Em território brasileiro, existem mais de duas mil escolas indígenas. No Acre, desde que a atual Lei de Diretrizes e Bases da Educação Nacional (LDB) foi sancionada, com número 9.394 em 20 de dezembro de 1996, observa-se um aumento significativo no número de alunos, escolas e professores.
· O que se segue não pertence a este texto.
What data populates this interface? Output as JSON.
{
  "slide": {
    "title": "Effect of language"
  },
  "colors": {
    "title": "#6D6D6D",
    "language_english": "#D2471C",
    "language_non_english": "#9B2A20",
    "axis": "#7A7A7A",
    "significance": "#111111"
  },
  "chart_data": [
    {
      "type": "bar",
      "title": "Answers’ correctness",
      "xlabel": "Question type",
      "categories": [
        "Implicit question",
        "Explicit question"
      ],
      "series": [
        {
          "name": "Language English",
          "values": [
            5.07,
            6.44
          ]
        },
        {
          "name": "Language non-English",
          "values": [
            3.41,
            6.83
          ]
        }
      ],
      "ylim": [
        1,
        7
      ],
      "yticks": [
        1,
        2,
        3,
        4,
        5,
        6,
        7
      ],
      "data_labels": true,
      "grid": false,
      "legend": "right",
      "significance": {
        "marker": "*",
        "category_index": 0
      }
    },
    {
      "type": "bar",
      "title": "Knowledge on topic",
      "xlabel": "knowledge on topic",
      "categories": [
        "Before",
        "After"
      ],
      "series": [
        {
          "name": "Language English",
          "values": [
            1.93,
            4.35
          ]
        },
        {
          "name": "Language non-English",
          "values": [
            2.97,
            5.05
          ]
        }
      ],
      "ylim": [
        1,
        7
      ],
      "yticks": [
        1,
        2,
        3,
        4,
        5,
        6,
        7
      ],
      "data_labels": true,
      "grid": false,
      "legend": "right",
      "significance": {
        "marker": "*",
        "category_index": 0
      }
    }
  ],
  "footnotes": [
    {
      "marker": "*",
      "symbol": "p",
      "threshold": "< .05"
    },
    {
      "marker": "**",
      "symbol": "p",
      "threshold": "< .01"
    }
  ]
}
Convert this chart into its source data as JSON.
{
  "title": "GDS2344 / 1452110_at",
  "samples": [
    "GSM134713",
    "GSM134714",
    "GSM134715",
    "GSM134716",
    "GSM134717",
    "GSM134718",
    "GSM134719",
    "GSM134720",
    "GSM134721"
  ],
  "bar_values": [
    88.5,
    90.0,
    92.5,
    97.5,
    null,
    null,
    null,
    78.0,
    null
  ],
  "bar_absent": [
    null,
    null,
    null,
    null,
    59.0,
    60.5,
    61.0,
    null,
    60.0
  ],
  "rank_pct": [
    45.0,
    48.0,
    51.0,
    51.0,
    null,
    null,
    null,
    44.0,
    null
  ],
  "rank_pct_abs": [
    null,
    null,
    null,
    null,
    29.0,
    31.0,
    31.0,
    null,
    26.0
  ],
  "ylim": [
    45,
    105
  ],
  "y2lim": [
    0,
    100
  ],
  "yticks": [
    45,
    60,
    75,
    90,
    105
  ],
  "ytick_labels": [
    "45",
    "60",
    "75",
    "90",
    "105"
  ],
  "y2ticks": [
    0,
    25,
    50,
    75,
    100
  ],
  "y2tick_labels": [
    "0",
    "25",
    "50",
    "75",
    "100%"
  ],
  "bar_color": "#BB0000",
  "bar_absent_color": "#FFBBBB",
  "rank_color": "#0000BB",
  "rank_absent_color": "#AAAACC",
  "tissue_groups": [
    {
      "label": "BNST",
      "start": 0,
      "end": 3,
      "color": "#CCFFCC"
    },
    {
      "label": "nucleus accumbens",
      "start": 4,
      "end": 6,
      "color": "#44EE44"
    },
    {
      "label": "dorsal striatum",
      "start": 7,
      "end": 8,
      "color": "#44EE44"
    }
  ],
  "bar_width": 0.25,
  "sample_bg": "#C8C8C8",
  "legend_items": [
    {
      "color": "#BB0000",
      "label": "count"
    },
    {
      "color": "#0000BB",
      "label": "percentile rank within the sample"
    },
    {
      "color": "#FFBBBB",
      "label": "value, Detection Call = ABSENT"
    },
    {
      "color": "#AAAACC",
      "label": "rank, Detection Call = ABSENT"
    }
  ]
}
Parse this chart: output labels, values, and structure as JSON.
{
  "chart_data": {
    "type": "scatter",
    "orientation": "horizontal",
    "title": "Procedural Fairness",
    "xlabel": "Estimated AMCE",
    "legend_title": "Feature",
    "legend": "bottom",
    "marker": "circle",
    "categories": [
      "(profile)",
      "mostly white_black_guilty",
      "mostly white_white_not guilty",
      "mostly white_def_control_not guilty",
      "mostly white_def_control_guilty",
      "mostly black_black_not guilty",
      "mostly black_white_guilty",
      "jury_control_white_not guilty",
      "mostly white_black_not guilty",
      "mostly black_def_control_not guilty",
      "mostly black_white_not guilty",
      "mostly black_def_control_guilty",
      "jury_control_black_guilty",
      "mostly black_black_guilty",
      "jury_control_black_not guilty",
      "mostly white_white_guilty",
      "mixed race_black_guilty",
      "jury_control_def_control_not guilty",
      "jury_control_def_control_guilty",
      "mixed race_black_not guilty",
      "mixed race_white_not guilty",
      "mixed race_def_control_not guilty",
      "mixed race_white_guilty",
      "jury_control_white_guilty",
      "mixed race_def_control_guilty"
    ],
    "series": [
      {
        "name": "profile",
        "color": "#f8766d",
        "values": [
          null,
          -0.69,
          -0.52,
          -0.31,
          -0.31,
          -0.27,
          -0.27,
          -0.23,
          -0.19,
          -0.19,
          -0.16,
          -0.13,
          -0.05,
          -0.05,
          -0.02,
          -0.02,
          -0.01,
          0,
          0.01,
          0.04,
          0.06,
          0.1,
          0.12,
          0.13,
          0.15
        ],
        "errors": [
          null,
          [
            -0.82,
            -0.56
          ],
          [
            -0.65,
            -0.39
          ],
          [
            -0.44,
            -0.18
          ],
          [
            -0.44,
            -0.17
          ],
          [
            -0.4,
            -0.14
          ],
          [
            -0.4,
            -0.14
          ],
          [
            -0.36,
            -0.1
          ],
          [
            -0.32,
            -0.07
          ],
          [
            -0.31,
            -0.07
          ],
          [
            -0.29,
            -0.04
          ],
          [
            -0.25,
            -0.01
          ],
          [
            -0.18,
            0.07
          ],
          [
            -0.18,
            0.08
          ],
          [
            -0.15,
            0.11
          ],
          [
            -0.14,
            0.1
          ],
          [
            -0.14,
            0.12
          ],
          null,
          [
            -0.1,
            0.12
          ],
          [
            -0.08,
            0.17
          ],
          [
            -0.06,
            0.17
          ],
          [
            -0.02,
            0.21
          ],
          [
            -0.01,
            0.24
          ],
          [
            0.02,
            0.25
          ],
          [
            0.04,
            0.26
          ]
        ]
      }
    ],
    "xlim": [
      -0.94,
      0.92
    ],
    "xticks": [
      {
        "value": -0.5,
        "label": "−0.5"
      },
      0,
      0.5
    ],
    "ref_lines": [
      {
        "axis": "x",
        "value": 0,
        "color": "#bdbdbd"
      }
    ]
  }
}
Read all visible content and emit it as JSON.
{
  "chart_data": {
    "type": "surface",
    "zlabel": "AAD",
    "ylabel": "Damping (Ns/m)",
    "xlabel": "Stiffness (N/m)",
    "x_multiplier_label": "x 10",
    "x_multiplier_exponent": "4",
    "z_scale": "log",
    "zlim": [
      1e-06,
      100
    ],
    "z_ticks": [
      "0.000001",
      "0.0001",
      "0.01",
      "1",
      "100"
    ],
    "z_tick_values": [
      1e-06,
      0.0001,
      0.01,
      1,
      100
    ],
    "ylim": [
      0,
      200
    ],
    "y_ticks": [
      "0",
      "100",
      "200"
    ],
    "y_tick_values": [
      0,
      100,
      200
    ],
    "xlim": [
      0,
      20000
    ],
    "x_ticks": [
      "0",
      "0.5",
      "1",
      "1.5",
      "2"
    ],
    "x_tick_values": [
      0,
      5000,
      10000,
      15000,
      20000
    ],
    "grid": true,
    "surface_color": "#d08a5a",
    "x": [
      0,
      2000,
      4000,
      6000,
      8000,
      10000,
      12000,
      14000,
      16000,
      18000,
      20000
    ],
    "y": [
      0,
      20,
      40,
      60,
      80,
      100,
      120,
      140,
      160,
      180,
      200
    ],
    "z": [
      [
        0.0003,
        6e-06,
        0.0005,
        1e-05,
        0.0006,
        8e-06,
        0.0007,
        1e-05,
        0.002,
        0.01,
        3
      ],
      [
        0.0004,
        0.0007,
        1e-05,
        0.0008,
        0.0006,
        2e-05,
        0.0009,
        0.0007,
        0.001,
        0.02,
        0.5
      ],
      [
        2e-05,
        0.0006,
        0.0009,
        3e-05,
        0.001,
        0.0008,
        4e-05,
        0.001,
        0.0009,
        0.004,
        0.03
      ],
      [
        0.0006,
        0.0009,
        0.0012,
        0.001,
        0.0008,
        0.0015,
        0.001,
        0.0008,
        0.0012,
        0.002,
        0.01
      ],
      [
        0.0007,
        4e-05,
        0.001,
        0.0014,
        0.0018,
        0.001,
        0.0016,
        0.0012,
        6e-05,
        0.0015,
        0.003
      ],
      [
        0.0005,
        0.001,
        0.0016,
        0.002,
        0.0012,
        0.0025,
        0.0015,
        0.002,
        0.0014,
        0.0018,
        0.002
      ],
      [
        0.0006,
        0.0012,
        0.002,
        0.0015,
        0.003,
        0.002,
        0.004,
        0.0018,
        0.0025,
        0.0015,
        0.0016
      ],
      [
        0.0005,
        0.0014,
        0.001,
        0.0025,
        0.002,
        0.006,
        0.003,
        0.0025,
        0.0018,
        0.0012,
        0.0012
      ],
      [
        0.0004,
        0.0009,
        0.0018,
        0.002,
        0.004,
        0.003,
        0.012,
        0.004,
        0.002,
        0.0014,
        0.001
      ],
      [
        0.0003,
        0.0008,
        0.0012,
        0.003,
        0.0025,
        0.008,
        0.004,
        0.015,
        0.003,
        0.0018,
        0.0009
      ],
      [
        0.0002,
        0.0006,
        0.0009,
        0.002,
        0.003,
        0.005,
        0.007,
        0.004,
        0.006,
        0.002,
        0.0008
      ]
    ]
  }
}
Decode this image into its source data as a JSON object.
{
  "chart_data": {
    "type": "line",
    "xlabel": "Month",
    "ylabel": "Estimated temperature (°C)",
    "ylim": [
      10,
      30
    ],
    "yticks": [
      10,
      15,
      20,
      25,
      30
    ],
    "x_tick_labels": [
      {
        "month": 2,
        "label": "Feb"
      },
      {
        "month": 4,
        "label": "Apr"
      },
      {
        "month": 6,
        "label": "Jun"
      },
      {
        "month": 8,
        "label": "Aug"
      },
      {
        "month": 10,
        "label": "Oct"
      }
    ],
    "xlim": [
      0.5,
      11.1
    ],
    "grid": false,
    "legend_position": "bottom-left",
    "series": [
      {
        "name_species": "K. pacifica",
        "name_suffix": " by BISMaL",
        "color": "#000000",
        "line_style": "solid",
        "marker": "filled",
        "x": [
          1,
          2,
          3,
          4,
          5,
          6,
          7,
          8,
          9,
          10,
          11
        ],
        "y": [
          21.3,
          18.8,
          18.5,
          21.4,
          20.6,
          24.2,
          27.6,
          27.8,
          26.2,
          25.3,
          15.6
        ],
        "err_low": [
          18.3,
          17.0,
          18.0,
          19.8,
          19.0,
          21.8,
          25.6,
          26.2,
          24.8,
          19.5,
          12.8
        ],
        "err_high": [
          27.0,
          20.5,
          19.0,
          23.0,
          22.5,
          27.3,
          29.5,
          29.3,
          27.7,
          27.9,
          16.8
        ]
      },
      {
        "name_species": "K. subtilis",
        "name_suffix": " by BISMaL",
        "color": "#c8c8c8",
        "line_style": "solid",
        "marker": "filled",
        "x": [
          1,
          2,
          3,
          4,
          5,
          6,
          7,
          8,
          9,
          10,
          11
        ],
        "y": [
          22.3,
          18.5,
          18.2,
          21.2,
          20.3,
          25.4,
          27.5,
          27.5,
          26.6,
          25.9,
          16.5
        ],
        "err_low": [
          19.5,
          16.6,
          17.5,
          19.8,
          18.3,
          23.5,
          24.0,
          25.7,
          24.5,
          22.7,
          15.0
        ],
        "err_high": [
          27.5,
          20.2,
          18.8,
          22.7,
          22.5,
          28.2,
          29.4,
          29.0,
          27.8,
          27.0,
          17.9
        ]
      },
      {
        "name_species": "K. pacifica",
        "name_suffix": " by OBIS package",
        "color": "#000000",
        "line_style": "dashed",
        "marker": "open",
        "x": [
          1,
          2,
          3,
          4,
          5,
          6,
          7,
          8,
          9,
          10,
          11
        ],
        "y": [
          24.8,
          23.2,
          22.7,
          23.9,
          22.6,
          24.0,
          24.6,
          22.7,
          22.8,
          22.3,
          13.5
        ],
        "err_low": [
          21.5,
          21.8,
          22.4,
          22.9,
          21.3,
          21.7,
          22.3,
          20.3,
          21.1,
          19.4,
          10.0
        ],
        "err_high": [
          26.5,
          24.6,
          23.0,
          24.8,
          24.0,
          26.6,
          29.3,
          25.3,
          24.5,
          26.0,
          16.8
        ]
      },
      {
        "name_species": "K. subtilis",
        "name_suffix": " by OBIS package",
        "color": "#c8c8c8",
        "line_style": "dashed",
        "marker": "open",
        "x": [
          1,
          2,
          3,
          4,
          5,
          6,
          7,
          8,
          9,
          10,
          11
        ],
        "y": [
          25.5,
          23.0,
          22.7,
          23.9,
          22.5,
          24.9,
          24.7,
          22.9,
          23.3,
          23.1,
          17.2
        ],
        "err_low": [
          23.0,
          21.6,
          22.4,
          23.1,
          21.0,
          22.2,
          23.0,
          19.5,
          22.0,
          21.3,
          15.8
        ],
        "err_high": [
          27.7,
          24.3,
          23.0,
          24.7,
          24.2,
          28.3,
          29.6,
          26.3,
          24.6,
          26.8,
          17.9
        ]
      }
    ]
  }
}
Desde o ano 2000, o governo do Estado, por meio da SEE, assumiu a formação básica dos professores indígenas seguindo um currículo que leva em consideração os conhecimentos das etnias presentes no estado, agregando conhecimentos das demais sociedades, em que o exercício do magistério é executado, preferencialmente, por professores índios ou ligados à região em que lecionam.
Em 1999, existiam 57 escolas e 1.808 alunos, somados às redes de ensino estadual e municipal. Atualmente, dentro das duas redes, contam-se 197 escolas, com 7.452 alunos matriculados.
E para atender a crescente demanda, desde o ano de 2000, em parceria com a Comissão Pró-Índio (CPI) do Acre, pioneira no oferecimento de Cursos de Formação de Professores Indígenas, a SEE vem oferecendo formação para professores de 15 etnias presentes no Acre, aliando tradição cultural com o ensino de qualidade.

O trabalho realizado em todo o Estado promove a qualidade de ensino combinada com a preservação cultural (Foto: Assessoria SEE)
No que se refere à infraestrutura dos prédios escolares, com apoio do Fundo Nacional de Desenvolvimento da Educação (FNDE), o governo do Estado construiu, entre 2011 e 2012, 22 escolas distribuídas em 11 terras indígenas nos municípios do Vale do Juruá, Alto Acre e Tarauacá-Envira, com valor estimado em mais de R$ 1milhão.
No biênio de 2013 a 2014, o governo do Estado vem trabalhando para garantir a construção de 49 prédios escolares, de até cinco salas de aula, com orçamento superior a R$ 2 milhões.
Além das construções escolares, as formações iniciais e continuadas para professores indígenas vêm sendo estimuladas nos municípios acreanos. Em 2014, serão realizadas formações para 351 professores, de 14 etnias, em magistério indígena, e 103 em formação continuada, fazendo com que a SEE possua, em seu quadro atual, 97 professores com formação superior.
As ações da educação indígena já receberam destaque e veiculação na revista Nova Escola, enfatizando o trabalho realizado na SEE no sentido de respeitar, valorizar e preservar os conhecimentos e a cultura dos povos.
Para a reportagem, a equipe da revista visitou duas terras indígenas para ver como estudam os katukinas e puyanáwas. O que chamou a atenção foi o currículo como instrumento de valorização da língua e dos costumes indígenas das duas etnias, e o projeto político pedagógico específico para cada comunidade, tendo como eixo norteador o fortalecimento da cultura e saberes locais.
De acordo com Maria do Socorro Oliveira, coordenadora estadual da Educação Indígena no Acre, “muitos avanços significativos levaram ao aumento de demanda, mas de todas as conquistas da Educação Escolar Indígena, no Acre, consideramos muito emblemático o fortalecimento de seus projetos societários e, principalmente, de suas identidades”.